A murder or two, if necessary.

Strong characters.

A satisfying ending.

Besides, I never did feel comfortable writing or reading multiple pages of gratuitous sex. I believe when you write that a man and woman walk into the bedroom and close the door, you let the reader’s imagination take over. Their mind can do a better job with the sex scenes than I can.

Neither have I ever been a fan of gratuitous and graphic violence. When you write that the shot was fired, and the man, or woman, dropped to the ground, you don’t need paragraph after paragraph describing how blood spread across the sidewalk and gurgled its way down into the pit of a storm drain. Once again, a reader’s vivid imagination can make the scene as graphic or as violent as they want it to be. It’s not something I have to do for them. Death is death.  No one needs to stare obscenely at an author’s Polaroid picture of it.

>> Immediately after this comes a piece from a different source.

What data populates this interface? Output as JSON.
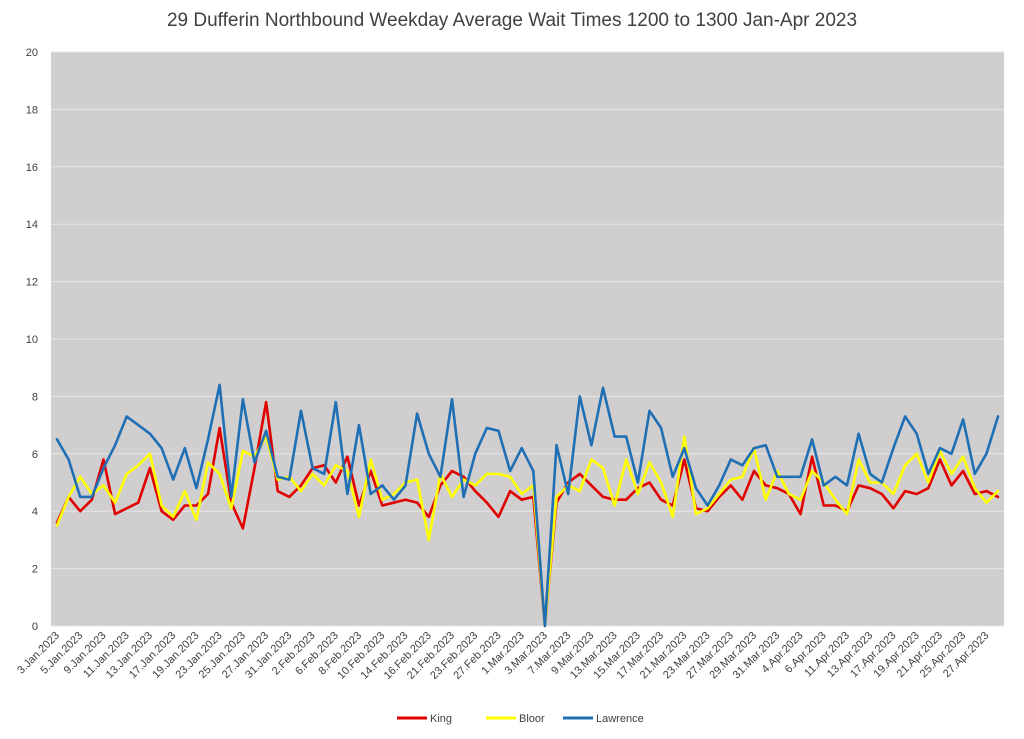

From all I read, from all of the research I’ve done, that’s the kind of story that the over fifty crowd wants to buy and curl up with on a Saturday afternoon.

But who are they, and where are they hiding? The answer is simple, and they’re not hiding at all. They are, I discovered, the readers and buyers of Christian fiction, and their multitudes are growing larger every day. What’s more, Christian bookstores seem to have a much larger and more loyal following than Barnes & Noble, where too many come to sip coffee, thumb through magazines, peruse the discount stack, and generally wander back home empty-handed.

As a result, I am introducing my first Christian thriller, Golgotha Connection. It’s been cleansed of sex, profanity, obscenities, bars, brothels, beer, and whiskey. The violence is necessary to the undercurrent of the story, but it has been greatly dialed back.

I was, however, honest with myself as a writer. This is the story I wanted to tell, told the way I wanted to tell it, and I feel comfortable within its pages, which is all that counts. My journey into a new unknown really begins today with free downloads of Golgotha Connection on Amazon’s Kindle store.

For the first time, I have a game plan. Some work. Some don’t. But every author needs one before the first word is hammered out on the page. Like Porter Waggoner find those who appreciate the stories you tell well, then remain true and faithful to them.